La lógica del derroche: el banquete como rito de legitimación social
El banquete político, en su versión más expandida y espectacular, no es únicamente una reunión para celebrar un ascenso; es, sobre todo, un dispositivo de legitimación. En el mundo narrativo que analizamos, el banquete funciona como un punto de condensación simbólica: concentra el deseo de reconocimiento, la necesidad de demostrar poder, y la ambición de inscribirse en una jerarquía que nunca está del todo asegurada. El derroche, entendido como gasto inútil o monumentalidad sin propósito práctico, es el lenguaje que mejor expresa la ansiedad de quienes saben que el poder que ostentan es todavía precario. Ningún mandatario imaginado —ni siquiera aquel que vive en plena fantasía de mando— puede escapar a esta lógica ceremonial.

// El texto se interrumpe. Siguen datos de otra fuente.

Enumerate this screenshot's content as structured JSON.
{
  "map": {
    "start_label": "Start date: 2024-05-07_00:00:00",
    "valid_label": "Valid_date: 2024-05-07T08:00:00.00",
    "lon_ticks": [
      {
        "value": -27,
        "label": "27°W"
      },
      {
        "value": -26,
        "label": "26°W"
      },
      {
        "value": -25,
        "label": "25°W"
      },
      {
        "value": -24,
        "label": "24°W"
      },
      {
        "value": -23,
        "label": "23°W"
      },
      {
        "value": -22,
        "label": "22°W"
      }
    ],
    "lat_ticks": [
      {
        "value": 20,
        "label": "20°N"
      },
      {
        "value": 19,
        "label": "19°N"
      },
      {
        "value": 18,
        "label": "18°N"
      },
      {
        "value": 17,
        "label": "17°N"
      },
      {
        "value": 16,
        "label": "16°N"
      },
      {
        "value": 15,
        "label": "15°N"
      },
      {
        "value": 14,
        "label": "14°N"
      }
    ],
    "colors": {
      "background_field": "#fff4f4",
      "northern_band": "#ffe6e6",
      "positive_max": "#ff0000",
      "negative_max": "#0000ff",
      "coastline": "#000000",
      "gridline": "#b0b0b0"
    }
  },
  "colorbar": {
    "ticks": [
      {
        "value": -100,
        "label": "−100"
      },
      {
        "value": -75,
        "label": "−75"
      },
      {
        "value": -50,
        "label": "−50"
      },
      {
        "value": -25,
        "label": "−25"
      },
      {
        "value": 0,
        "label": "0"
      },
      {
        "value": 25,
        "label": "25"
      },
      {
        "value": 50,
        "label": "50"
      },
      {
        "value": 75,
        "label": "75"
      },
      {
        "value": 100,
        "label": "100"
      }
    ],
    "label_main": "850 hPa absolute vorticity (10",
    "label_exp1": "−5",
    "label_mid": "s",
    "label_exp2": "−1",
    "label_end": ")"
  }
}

El acto de organizar un banquete masivo implica la puesta en escena de una narrativa sobre la abundancia: se exhibe la capacidad de proveer, incluso si tal capacidad es ilusoria. En el fondo, lo que se consagra es un imaginario de soberanía. La opulencia de los platillos, la cantidad excesiva de invitados, la decoración extravagante, las luces que irradian una alegría excesiva para reforzar el relato del triunfo: cada elemento opera como un signo cuyo destinatario último no son los asistentes, sino la propia figura presidencial. El banquete es un espejo sobredecorado en el que el protagonista busca ver reflejada la versión más convincente de sí mismo.
Detrás de esta exuberancia palpita una contradicción fundamental: la lógica del derroche se sostiene únicamente si el entorno que la observa acepta la ficción de que tal abundancia es natural, espontánea o merecida. Para quienes detentan el poder, el gasto superfluo no es una irresponsabilidad: es una inversión simbólica. No se gasta para complacer, sino para producir aura. Y mientras más improbable resulta tal aura —cuando el mandato es endeble, cuando las instituciones se tambalean, cuando la autoridad se confunde con el capricho— más necesario se vuelve multiplicar los signos visibles de opulencia.
La extravagancia del banquete cumple además una función de silenciamiento. En lugar de permitir que afloren las discrepancias, las tensiones o las dudas respecto a la legitimidad del ascenso, la ceremonia desborda con un exceso calculado: música demasiado fuerte, brindis interminables, discursos que exaltan valores abstractos. Se genera así un clima de suspensión del juicio, una burbuja festiva en la que nadie está realmente autorizado a preguntarse si lo que celebra es verosímil. La forma sustituye a la sustancia; el ruido sustituye a la crítica. El banquete es un mecanismo para mantener a raya el pensamiento.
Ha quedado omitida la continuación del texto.